Lloyd's of London's CEO Inga Beale to step down
June 29, 2018Lloyd's of London's chief executive, Inga Beale, will step down in 2019, after having led the centuries-old global insurance market for five years.
Lloyd's said that the exact date of Beale's departure had not yet been decided and that the search for her successor was underway.
Beale's exit comes as the 332-year-old insurance market faces competition from rival centers such as Singapore and Bermuda and struggles to stem losses despite a modernization drive under the outgoing CEO's stewardship.
"The decision to leave has been a tough one and when the time comes I will miss the energy, innovative spirit and expertise that I come across every working day," Beale said in a statement announcing her exit.
Beale, the first woman to head Lloyd's, has striven hard to promote diversity in the white, male-dominated market, which is made up of more than 80 insurance syndicates.
"In her five years at Lloyd's, Inga has set in motion a series of changes aimed at modernizing the market and making it more efficient and inclusive," Lloyd's chairman, Bruce Carnegie-Brown, said. "Her boldness and persistence have generated the momentum required to bring about real change."

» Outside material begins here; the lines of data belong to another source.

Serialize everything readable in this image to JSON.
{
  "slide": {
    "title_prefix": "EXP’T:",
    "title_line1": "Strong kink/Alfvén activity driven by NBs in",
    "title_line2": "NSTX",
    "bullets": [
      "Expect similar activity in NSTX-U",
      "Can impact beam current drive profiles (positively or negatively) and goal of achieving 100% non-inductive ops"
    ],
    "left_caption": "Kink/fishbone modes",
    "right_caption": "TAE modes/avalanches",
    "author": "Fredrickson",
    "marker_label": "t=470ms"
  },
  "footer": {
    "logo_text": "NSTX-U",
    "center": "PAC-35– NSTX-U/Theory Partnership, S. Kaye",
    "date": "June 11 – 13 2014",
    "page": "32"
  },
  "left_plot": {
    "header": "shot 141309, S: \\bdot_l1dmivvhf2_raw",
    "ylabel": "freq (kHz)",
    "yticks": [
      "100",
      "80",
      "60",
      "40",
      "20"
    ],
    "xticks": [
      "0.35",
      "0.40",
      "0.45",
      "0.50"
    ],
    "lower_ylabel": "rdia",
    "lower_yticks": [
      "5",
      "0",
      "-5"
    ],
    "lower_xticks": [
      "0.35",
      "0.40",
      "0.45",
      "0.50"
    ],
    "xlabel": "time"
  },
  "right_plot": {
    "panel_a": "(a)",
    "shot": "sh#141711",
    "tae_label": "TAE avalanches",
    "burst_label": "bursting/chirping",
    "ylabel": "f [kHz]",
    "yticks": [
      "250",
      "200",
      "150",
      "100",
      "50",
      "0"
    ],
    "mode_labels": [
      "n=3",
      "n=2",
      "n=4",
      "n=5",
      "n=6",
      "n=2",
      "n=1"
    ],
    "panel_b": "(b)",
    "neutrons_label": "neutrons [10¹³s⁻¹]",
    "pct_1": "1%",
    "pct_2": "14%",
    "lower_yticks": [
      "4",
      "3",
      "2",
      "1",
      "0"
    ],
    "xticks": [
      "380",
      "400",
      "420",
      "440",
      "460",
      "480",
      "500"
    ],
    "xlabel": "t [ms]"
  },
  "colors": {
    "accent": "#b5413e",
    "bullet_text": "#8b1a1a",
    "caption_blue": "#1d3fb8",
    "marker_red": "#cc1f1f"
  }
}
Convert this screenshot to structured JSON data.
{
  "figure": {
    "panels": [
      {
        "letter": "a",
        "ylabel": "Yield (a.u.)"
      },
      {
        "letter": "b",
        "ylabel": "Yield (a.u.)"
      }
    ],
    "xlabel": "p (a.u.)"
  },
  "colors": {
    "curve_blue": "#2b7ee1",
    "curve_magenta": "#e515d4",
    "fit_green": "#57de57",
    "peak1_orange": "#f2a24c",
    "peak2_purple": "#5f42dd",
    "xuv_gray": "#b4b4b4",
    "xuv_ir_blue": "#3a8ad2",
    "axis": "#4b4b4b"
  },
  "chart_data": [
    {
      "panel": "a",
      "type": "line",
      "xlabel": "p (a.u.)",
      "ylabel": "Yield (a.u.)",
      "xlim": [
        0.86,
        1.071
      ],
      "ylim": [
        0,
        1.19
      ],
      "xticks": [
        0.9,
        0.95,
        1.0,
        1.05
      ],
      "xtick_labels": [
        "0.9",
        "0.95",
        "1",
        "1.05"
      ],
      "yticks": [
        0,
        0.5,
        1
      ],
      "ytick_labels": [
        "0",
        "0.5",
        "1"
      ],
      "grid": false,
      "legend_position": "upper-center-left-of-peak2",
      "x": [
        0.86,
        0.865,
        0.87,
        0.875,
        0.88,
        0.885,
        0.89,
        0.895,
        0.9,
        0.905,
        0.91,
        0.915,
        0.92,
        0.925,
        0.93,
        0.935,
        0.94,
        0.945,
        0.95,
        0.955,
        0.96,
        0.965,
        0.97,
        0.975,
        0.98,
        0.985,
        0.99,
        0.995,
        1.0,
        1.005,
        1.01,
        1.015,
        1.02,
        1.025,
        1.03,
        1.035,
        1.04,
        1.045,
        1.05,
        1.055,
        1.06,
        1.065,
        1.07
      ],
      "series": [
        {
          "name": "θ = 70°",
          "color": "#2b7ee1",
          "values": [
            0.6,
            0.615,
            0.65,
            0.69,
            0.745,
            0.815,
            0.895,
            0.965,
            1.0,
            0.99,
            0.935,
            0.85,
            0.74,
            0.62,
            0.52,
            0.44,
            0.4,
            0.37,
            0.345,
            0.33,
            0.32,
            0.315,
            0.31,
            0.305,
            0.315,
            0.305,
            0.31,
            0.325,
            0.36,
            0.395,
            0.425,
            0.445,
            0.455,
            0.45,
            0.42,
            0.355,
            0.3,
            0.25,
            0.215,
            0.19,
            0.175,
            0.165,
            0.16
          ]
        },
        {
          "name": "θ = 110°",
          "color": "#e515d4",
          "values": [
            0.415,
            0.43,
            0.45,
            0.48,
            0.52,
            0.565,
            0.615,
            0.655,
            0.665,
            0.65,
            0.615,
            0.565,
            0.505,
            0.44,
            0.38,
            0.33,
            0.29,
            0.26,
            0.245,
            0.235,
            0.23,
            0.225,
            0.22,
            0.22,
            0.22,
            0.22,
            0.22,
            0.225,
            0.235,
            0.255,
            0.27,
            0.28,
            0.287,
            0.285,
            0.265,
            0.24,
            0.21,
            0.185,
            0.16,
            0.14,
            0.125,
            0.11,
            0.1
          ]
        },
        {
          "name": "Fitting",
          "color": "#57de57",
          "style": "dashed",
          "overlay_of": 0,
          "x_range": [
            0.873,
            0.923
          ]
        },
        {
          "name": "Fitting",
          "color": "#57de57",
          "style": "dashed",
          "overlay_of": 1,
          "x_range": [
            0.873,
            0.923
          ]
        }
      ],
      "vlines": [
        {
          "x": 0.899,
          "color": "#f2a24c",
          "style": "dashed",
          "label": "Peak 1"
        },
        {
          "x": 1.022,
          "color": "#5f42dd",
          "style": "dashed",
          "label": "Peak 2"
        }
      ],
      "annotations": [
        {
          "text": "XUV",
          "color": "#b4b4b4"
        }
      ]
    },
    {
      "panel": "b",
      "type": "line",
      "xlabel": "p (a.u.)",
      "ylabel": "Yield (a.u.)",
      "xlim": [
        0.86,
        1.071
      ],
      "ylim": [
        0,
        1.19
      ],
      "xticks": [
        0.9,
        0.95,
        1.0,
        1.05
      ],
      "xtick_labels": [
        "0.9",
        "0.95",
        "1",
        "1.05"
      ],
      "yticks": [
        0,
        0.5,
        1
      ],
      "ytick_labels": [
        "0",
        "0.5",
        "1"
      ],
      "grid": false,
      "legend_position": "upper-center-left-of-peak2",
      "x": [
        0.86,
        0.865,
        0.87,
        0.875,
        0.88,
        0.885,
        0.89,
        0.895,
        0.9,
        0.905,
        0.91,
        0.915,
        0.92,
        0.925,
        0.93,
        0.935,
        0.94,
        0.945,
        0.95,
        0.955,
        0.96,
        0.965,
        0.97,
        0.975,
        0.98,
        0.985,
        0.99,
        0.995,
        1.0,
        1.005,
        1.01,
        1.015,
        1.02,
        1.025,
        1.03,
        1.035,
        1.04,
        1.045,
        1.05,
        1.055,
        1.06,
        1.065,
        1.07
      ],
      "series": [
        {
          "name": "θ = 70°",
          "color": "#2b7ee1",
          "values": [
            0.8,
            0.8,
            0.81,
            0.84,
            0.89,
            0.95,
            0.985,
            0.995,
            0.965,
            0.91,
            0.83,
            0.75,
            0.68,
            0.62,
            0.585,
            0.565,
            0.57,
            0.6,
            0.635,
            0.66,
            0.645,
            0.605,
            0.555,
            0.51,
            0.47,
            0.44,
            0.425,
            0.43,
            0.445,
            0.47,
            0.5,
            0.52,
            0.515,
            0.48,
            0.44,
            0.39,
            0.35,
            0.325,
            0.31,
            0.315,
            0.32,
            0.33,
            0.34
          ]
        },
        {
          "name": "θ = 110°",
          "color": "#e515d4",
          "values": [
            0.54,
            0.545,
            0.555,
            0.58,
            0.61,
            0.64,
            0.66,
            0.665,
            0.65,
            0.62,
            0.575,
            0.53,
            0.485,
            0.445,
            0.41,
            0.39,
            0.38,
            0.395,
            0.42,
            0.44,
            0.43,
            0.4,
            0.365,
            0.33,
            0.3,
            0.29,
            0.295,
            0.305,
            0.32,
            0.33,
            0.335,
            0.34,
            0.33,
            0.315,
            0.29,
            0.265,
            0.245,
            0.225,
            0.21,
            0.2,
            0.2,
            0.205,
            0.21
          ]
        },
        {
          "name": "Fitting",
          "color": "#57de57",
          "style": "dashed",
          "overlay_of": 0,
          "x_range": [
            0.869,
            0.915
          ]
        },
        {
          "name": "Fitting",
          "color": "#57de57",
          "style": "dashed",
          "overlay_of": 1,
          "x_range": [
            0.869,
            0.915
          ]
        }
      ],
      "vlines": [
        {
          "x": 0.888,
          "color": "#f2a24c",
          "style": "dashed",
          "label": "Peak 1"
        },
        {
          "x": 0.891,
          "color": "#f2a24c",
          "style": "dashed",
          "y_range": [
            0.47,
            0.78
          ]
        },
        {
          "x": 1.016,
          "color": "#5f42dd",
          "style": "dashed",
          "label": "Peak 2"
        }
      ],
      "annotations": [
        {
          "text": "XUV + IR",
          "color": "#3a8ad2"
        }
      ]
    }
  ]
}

Earlier this year, Lloyd's posted its first annual loss in six years after a string of devastating hurricanes and other natural disasters in North America and the Caribbean.
Beale's Brexit plans
Beale's departure comes as Lloyd's — which focuses on specialized insurance risks, from oil rigs to footballers' legs — prepares for life after Brexit with the opening of a Brussels unit in early 2019.
It was under Beale's leadership that Lloyd's decided last year to open a European subsidiary in Brussels after the triggering of Britain's EU Brexit departure.
"The decision to actually set up a subsidiary was not the difficult decision, because we have to do that," Beale said in an interview. "We would no longer be able to provide insurance for our customers in the EU. Only the location was a difficult decision."